Atlantic Editor Wonders If Maybe Immigration Has Something To Do With California's Water Crisis

Frank Gehrke, chief of the California Cooperative Snow Surveys for the Department of Water Resources, walk out to the meadow
Frank Gehrke, chief of the California Cooperative Snow Surveys for the Department of Water Resources, walk out to the meadow checks to conduct the final snow survey of the season at Phillips near Echo Summit, Calif., Thursday, May 1, 2014. No snow was found at the Phillips station and the DWR reported that manual and electronic readings of the statewide snowpacks's water content showed it to be only 18 percent of average for this time of the year. (AP Photo/Rich Pedroncelli)

David Frum, a conservative pundit and senior editor at The Atlantic, wants to know why The New York Times isn’t putting more emphasis on immigration in its coverage of the California water crisis.

In a pair of tweets Friday, Frum criticized the Times for not including more references to the state’s “immigration-driven population surge” in its reporting on the crisis.

The New York Times has, in fact, raised the question of how many people California can sustain given its water supply problems. But the paper has mainly attributed California’s water crisis to a four-year drought that has drastically reduced the snowpack in the Sierra Nevada. When the snowpack melts in the spring and summer, it typically supplies California with roughly one-third of the state’s water, according to the Associated Press.

The Times has also called attention to the role of California's agricultural industry, which accounts for a huge amount of the state's water use.

“California farmers produce more than a third of the nation’s vegetables and two-thirds of its fruits and nuts,” the Times wrote in an interactive feature published Thursday. “To do that, they must use nearly 80 percent of all the water consumed in the state.”

Peter Gleick, a climate scientist and the president of the Pacific Institute, an organization dedicated to environmental protection, dismissed Frum’s argument that immigration is a significant factor in California’s water crisis.

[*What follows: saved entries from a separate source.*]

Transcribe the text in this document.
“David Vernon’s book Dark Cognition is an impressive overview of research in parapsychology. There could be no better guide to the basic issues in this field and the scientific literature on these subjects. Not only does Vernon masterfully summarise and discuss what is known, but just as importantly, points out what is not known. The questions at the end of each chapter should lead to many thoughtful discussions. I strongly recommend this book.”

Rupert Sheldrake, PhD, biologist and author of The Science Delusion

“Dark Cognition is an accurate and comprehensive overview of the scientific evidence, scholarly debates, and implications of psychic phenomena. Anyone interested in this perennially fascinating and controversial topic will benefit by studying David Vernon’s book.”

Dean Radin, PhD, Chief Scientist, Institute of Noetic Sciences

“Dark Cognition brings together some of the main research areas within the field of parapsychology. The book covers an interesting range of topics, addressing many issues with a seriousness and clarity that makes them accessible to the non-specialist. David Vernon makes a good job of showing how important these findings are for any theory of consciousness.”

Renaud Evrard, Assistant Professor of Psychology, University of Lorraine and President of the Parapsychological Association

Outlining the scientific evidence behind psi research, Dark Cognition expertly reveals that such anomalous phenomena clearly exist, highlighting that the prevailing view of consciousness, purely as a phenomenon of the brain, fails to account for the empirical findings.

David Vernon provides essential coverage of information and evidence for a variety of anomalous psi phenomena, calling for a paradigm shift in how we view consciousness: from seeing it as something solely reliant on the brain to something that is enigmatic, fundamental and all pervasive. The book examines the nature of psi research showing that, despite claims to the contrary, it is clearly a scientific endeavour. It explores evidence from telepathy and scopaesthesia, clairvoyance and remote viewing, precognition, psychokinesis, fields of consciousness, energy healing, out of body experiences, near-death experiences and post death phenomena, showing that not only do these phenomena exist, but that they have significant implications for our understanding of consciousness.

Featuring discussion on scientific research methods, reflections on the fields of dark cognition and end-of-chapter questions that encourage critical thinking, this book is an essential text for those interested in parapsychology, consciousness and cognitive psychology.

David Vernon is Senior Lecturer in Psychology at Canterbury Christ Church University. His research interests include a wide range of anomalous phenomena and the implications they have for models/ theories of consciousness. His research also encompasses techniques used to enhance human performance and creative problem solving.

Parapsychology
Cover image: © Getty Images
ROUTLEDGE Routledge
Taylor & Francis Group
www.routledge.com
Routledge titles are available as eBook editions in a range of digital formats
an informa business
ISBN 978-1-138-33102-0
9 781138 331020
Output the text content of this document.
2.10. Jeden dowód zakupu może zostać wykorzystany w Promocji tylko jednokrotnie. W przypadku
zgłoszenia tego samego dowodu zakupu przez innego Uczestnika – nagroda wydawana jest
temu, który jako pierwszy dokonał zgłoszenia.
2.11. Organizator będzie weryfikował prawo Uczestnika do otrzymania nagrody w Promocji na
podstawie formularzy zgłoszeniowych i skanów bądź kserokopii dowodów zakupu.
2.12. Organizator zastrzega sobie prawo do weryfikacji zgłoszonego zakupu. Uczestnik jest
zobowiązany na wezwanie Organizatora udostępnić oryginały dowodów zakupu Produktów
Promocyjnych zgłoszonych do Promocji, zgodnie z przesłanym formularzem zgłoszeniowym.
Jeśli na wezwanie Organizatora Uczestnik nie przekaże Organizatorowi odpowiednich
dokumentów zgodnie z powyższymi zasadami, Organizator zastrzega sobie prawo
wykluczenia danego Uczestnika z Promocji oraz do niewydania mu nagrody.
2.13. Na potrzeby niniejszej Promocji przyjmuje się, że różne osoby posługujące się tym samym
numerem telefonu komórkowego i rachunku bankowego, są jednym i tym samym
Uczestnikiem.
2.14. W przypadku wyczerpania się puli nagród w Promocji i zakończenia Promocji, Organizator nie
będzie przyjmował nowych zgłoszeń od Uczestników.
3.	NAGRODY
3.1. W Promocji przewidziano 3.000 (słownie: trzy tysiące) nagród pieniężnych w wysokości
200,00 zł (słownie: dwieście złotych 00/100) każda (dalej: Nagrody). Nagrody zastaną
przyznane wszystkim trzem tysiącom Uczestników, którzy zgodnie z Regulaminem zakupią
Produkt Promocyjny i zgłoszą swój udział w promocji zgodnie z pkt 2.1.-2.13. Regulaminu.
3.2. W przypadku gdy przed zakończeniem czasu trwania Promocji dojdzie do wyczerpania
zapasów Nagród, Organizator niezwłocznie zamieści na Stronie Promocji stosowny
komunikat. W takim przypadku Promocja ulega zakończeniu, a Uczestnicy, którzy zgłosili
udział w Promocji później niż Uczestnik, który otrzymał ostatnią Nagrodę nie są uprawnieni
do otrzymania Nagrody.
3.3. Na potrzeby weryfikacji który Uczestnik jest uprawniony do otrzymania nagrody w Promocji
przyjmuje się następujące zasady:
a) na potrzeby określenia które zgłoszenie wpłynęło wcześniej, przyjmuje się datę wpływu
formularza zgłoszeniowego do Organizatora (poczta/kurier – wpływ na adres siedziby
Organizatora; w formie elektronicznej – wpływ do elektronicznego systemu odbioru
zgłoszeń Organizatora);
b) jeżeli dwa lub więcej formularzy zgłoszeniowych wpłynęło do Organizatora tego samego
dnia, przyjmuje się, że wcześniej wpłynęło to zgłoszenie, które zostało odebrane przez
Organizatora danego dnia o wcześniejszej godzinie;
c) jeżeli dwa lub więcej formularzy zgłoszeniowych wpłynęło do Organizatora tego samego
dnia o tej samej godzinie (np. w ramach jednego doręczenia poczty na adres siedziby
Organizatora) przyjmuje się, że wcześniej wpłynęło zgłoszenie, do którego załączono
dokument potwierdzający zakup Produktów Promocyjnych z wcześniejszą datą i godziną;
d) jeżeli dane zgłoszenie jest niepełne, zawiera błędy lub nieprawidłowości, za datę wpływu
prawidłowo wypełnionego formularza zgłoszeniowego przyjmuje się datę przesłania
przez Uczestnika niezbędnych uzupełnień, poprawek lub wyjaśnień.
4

“To claim California's water crisis is due to immigration and the use of water by immigrants is to grossly misunderstand California's true water challenges," Gleick told The Huffington Post in an email. "Population growth of course affects the use of all resources (land, energy, food, water), but the water crisis was here 30 years ago, urban demand is only 20 percent of total water demand, urban water use has been level for 30 years and per-capita water use is going down, not up."

Responding to Gleick's criticism, Frum told HuffPost that population growth is still important to consider.

"If per capita water use is going down and you add 10 million people, then the decline in per capita use would be overmatched by the increase in total population," Frum said. "The question is not 'is immigration the cause of the crisis.' My tweet noted that some people want to omit any mention of it at all. And it seems to me that certainly the growth in California’s population is relevant. In California, water is a finite resource."

Yet it still seems doubtful that population growth is playing more of a role in California's water crisis than agribusiness. Nearly 95 percent of California residents live in urban areas, and the state's total urban water use has remained roughly constant for the last two decades, according to the Public Policy Institute of California.

In addition, the “immigrant-driven population surge” Frum refers to is somewhat exaggerated, and the figures he cites are overstated. California’s population in 1990 stood at 29.8 million, according to the U.S. Census. By 2014, the state’s population had risen to 38.8 million -- an increase of just over 9 million, not 10 million, and of about 30.4 percent, not 33 percent.

Even if one accepts Frum's 33 percent figure, though, it still doesn't mean the state's recent immigrant-driven population growth can really be called a “surge.”

Historically, immigration has indeed fueled a steady growth in California's population, ever since European-Americans began a massive influx toward the area the mid-19th century.

But according to census data, that steady migration began to taper off during the 1990s -- precisely the time that Frum views as decisive.

Since 2000, California’s population growth has slowed to a rate that's “barely keeping pace with the nation as a whole,” according to The Sacramento Bee.

Native births and migration from other parts of the U.S. have accounted for the majority of California's population growth in recent years. California’s foreign-born population grew from 6.5 million in 1990 to 10.2 million in 2013, according to census estimates -- meaning that although the state added 9 million new residents during that time, only 3.7 million of them were immigrants. Foreign-born residents of California accounted for 27 percent of the population in 2013, up from 21.7 percent in 1990.